El tránsito imposible de Buenos Aires estuvo a punto de ahorrarle la tragedia. Pero hizo todo lo posible por llegar y logró embarcar a tiempo; le tocó la última fila junto a la puerta, justo detrás de dos contadoras con las que viajaba a Córdoba para realizar una auditoría bancaria.

Rubén Perotti se quitó el saco y el abrigo, colocó el morral de cuero en un costado y se dispuso a disfrutar del viaje. Le gustaba mirar por la ventanilla y ver los foquitos de la pista para sentir la aceleración del avión cuando tomaba carrera. Perotti había viajado mucho y sabía que si después de alcanzar cierta velocidad la nave no ascendía eso significaba que había surgido un problema técnico.

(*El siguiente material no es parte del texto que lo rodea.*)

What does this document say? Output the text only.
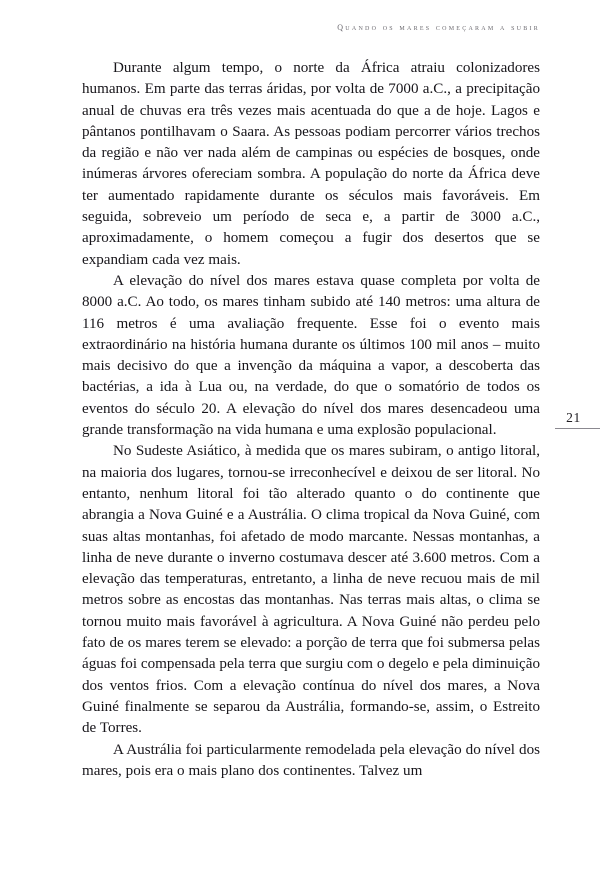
quando os mares começaram a subir

Durante algum tempo, o norte da África atraiu colonizadores humanos. Em parte das terras áridas, por volta de 7000 a.C., a precipitação anual de chuvas era três vezes mais acentuada do que a de hoje. Lagos e pântanos pontilhavam o Saara. As pessoas podiam percorrer vários trechos da região e não ver nada além de campinas ou espécies de bosques, onde inúmeras árvores ofereciam sombra. A população do norte da África deve ter aumentado rapidamente durante os séculos mais favoráveis. Em seguida, sobreveio um período de seca e, a partir de 3000 a.C., aproximadamente, o homem começou a fugir dos desertos que se expandiam cada vez mais.

A elevação do nível dos mares estava quase completa por volta de 8000 a.C. Ao todo, os mares tinham subido até 140 metros: uma altura de 116 metros é uma avaliação frequente. Esse foi o evento mais extraordinário na história humana durante os últimos 100 mil anos – muito mais decisivo do que a invenção da máquina a vapor, a descoberta das bactérias, a ida à Lua ou, na verdade, do que o somatório de todos os eventos do século 20. A elevação do nível dos mares desencadeou uma grande transformação na vida humana e uma explosão populacional.

No Sudeste Asiático, à medida que os mares subiram, o antigo litoral, na maioria dos lugares, tornou-se irreconhecível e deixou de ser litoral. No entanto, nenhum litoral foi tão alterado quanto o do continente que abrangia a Nova Guiné e a Austrália. O clima tropical da Nova Guiné, com suas altas montanhas, foi afetado de modo marcante. Nessas montanhas, a linha de neve durante o inverno costumava descer até 3.600 metros. Com a elevação das temperaturas, entretanto, a linha de neve recuou mais de mil metros sobre as encostas das montanhas. Nas terras mais altas, o clima se tornou muito mais favorável à agricultura. A Nova Guiné não perdeu pelo fato de os mares terem se elevado: a porção de terra que foi submersa pelas águas foi compensada pela terra que surgiu com o degelo e pela diminuição dos ventos frios. Com a elevação contínua do nível dos mares, a Nova Guiné finalmente se separou da Austrália, formando-se, assim, o Estreito de Torres.

A Austrália foi particularmente remodelada pela elevação do nível dos mares, pois era o mais plano dos continentes. Talvez um

21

Pero al verificar el 31 de agosto de 1999 ese exacto e inquietante fenómeno creyó, de todos modos, que el Boeing 737 de LAPA se despistaría y que la cosa no pasaría de un leve incordio. No imaginaba que al final de esa maniobra fallida habría 65 muertos, 17 heridos graves, un avión incendiado y un escándalo nacional.

Sabido es que cuando uno se enfrenta con la muerte ve pasar toda su vida en un instante. Perotti nació en 1941 y se crió en Córdoba. Allí se enfermó de tuberculosis y estuvo casi todo un año en cama leyendo, sin discriminar, a Shakespeare, Sartre y la Colección Rastros. Esa experiencia formó su carácter, lo hizo más sensible y abierto. Estudióabogacía y se recibió de sociólogo en la UBA. Pero trabajó en una panadería, en una pyme y en Acindar. Finalmente recaló en un banco, donde hizo carrera, desde auxiliar de cuentas corrientes hasta gerente de sucursal.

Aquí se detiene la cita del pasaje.